Let $X_1,X_2,X_3$ be independent r.v with $X_i \sim \ exp(1)$, evaluate $$\text{Var}[(X_1+X_2)X_3].$$
I tryed to use $$\text{Var}[(X_1+X_2)X_3]= E[((X_1+X_2)X_3)^2]-(E[(X_1+X_2)X_3])^2$$
But i keep finding 8 when the textbook gives the answer $\text{Var}[(X_1+X_2)X_3]=6$. Any hint for this?

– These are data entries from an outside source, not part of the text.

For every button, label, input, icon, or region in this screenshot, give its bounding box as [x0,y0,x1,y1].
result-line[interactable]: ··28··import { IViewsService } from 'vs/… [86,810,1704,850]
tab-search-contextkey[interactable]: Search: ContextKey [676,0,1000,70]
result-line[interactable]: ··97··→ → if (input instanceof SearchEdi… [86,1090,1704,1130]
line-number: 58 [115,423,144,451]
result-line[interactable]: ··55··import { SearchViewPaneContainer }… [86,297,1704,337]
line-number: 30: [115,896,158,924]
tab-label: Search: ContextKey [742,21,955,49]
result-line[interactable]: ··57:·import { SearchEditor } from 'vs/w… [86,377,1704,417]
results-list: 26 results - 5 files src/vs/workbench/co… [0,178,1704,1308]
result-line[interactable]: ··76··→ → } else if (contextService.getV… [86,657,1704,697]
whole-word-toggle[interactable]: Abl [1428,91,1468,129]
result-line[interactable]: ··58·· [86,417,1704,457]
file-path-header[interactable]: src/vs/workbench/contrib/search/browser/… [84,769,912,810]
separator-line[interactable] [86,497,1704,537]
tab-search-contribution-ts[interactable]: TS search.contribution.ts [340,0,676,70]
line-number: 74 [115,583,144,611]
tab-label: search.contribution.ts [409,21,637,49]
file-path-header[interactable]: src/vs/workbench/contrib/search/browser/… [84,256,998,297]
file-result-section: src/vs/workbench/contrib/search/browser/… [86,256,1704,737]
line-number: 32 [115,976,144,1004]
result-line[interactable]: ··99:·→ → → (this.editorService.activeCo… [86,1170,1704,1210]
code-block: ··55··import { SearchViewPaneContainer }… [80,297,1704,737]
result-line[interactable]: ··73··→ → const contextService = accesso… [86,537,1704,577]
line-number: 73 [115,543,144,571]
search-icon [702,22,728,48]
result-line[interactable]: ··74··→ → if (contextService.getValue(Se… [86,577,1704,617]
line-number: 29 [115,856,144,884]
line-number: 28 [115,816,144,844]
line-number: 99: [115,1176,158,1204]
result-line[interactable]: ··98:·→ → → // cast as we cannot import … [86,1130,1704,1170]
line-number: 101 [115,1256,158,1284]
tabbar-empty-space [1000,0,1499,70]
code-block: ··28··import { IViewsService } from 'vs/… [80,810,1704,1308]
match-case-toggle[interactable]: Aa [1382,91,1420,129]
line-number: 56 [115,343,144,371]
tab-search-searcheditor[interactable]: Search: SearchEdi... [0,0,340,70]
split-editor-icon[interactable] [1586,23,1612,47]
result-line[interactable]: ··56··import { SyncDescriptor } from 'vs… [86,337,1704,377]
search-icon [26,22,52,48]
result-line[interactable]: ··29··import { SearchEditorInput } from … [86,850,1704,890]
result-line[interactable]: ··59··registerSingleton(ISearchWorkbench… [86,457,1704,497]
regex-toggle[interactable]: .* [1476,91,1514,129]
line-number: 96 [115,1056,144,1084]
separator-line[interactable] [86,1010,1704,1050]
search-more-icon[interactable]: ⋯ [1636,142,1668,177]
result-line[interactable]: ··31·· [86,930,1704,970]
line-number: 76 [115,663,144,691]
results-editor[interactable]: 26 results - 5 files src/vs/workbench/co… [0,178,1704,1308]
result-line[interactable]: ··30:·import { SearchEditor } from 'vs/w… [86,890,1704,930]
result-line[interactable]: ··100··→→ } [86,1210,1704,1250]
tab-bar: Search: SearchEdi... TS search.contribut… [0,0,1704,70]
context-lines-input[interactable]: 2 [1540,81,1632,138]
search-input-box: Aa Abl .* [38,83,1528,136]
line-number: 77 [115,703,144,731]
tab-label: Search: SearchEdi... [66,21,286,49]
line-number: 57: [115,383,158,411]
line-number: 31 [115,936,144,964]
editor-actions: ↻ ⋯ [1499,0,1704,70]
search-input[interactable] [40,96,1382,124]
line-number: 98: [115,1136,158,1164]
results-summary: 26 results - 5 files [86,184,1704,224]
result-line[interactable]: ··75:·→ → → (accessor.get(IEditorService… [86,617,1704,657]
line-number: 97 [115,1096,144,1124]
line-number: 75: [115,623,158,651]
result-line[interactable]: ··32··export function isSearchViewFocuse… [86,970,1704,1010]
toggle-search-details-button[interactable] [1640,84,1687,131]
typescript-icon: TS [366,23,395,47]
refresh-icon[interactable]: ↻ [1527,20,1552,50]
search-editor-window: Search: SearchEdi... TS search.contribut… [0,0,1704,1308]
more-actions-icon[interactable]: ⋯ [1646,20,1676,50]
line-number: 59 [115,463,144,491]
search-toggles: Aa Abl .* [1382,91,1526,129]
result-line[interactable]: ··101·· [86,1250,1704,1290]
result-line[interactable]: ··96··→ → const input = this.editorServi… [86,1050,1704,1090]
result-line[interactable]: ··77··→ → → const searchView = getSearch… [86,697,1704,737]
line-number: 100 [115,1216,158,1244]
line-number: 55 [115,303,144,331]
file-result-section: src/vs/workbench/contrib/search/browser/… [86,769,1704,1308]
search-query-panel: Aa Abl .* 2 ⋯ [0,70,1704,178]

One way to do this is to use the law of total variance: $$\begin{align} \operatorname{Var}[(X_1+X_2)X_3] &= \operatorname{Var}[\operatorname{E}[(X_1 + X_2)X_3 \mid X_3]] + \operatorname{E}[\operatorname{Var}[(X_1 + X_2)X_3 \mid X_3]] \\ &= \operatorname{Var}[X_3 \operatorname{E}[X_1 + X_2]] + \operatorname{E}[X_3^2 \operatorname{Var}[X_1 + X_2]] \\ &\overset{\text{ind}}{=} \operatorname{Var}[X_3 (\operatorname{E}[X_1] + \operatorname{E}[X_2])] + \operatorname{E}[X_3^2 (\operatorname{Var}[X_1] + \operatorname{Var}[X_2])] \\ &=\operatorname{Var}[X_3(1 + 1)] + \operatorname{E}[X_3^2 (1 + 1)] \\ &= \operatorname{Var}[2X_3] + \operatorname{E}[2X_3^2] \\ &= 4 \operatorname{Var}[X_3] + 2 (\operatorname{Var}[X_3] + \operatorname{E}[X_3]^2) \\ &= 6 + 2 \\ &= 8. \end{align}$$